Cut a hole into the box. This hole should be about one quarter inch in diameter and should be located in the center of one of the long ends of the box. If you are concerned about student safety then cut the hole yourself for each student.
Create the pinhole. Use the needle to pierce a hole into a small piece of the heavy construction paper. The hole needs to be as round as possible, so it is best to instruct students to slowly push and rotate the pin into the paper. The needle should only be pushed in about halfway before slowly being removed.
Tape the pinhole over the box's hole. Make sure the pinhole is centered over the hole and securely taped to the box.
Create the camera's shutter. A small rectangular piece of construction paper should be taped over the pinhole with one piece of tape placed over each short side of the paper. Make sure one side is hinged. The other side should be easy to untape and re-tape. When it is time to take a picture, this side will be lifted so that the pinhole is exposed. After the picture is taken the student should re-tape the shutter over the pinhole.
Tape film to the inside of the box. Film should be located across from the pinhole with the emulsion side facing the pinhole. When using roll film, the emulsion side is the inside of the curl. Remember to handle film in darkness, as light will overexpose and ruin it.
Take a picture. Once your photo subject is identified, point the pinhole toward the object, open the shutter and expose the film, then tape the shutter back down across the pinhole after the appropriate exposure time. The amount of exposure time depends on the type of film you are using and the amount of light either outside or in the classroom. This could range anywhere from one to 16 seconds or more. For clear, sharp pictures, be sure to keep the camera very still. It is probably best for students to tape the camera on one end of their desks and place their subject on the other end.

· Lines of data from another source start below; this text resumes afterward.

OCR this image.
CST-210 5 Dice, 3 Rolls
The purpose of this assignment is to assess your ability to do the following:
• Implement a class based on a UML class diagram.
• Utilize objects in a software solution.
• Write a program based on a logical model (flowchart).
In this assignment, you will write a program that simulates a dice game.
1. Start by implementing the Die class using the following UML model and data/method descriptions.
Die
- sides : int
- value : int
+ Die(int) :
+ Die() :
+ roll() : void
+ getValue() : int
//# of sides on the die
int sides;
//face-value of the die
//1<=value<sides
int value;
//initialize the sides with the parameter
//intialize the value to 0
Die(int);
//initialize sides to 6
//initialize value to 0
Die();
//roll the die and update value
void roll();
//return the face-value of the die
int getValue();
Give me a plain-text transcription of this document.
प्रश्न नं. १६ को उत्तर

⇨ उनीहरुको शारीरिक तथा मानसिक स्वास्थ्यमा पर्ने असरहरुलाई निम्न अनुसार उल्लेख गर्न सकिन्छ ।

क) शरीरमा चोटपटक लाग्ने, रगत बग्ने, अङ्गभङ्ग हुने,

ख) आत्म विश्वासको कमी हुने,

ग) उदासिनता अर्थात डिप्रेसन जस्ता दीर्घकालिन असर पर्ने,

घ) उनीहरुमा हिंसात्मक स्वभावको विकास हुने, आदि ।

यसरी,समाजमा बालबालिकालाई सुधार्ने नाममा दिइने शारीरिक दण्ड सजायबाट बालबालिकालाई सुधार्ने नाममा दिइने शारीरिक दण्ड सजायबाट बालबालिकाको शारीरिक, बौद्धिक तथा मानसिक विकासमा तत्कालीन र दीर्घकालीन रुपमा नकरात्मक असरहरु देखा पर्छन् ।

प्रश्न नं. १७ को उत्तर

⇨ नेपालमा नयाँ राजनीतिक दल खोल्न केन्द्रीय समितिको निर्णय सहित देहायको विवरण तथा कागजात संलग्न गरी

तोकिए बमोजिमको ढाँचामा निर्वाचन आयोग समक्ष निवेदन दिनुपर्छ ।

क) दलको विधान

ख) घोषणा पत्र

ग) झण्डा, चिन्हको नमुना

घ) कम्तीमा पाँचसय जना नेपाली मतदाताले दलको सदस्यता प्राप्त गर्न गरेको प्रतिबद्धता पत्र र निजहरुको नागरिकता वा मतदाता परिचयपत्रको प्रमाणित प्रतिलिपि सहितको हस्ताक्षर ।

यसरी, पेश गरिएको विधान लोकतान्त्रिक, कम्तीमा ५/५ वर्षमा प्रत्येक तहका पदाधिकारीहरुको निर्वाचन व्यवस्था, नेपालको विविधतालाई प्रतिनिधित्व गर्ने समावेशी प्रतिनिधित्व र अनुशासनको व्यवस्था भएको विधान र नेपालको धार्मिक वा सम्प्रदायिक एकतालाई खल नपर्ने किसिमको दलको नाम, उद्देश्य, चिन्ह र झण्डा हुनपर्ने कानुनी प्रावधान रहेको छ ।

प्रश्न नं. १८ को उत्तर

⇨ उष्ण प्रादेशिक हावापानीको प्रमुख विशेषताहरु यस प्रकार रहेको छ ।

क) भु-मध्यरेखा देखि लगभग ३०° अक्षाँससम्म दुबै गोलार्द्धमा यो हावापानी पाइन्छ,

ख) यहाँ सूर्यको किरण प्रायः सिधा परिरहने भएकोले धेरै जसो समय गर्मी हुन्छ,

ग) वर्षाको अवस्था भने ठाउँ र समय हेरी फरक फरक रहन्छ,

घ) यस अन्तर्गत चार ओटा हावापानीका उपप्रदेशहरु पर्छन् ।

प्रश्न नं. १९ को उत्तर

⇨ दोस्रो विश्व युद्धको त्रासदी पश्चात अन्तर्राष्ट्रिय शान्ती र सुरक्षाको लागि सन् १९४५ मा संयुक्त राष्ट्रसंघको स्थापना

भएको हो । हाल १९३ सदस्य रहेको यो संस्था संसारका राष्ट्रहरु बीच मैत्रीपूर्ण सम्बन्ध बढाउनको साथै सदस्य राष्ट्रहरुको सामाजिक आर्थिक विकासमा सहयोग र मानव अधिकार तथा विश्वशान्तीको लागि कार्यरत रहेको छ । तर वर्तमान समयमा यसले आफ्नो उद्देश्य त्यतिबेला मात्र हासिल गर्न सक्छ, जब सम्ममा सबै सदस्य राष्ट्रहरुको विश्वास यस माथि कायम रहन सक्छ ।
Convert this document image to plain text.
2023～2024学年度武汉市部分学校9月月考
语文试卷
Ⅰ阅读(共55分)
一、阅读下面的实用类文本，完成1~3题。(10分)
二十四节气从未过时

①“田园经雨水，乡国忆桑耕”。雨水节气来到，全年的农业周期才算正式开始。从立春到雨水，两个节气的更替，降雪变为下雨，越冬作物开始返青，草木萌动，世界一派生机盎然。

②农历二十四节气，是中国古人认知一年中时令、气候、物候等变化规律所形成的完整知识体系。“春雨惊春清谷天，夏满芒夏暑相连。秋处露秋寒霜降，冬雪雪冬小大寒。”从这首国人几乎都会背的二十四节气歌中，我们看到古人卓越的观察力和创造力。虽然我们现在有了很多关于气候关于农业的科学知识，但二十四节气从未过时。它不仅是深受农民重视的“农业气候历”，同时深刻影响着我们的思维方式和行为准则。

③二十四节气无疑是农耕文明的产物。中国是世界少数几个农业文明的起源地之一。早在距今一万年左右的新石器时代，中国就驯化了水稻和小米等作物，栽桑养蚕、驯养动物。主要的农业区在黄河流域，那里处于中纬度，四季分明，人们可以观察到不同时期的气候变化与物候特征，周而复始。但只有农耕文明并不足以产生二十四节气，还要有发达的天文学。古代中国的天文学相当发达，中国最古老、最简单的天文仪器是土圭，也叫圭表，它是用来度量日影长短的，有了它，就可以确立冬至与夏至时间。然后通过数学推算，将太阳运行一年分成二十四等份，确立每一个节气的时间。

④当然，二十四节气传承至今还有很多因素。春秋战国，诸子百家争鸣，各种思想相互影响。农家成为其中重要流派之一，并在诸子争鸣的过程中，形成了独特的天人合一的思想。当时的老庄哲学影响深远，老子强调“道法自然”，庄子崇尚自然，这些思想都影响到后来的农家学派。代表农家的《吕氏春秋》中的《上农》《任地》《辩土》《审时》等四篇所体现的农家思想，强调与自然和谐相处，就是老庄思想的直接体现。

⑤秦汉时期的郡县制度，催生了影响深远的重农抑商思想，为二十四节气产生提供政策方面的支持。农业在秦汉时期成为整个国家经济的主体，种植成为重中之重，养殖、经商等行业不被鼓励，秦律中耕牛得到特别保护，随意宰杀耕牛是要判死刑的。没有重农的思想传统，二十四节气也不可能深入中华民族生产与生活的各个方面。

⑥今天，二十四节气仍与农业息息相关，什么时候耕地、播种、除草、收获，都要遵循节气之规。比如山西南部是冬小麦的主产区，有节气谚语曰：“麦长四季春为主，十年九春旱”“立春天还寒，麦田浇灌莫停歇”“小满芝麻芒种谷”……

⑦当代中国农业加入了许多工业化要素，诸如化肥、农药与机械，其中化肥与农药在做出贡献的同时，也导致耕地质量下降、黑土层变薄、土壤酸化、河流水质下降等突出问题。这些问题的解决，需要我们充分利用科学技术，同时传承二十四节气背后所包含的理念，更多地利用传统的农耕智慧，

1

Develop the picture. Take the camera to a dark room, remove the film, and place it into the dark film canister. Students are then free to reload the camera to take additional pictures. Pictures can be developed either using darkroom chemicals or at a professional film development store. Please note that darkroom chemicals require specialized knowledge and safety precautions. If you possess the required knowledge and decide to use darkroom chemicals be sure to thoroughly educate students ahead of time on the process, the dangers of darkroom chemicals and the method to safely work with them. The students should be provided with the appropriate safety equipment and carefully monitored in the darkroom.
Tips & Warnings
- Use of darkroom chemicals (optional) requires specialized knowledge and safe handling.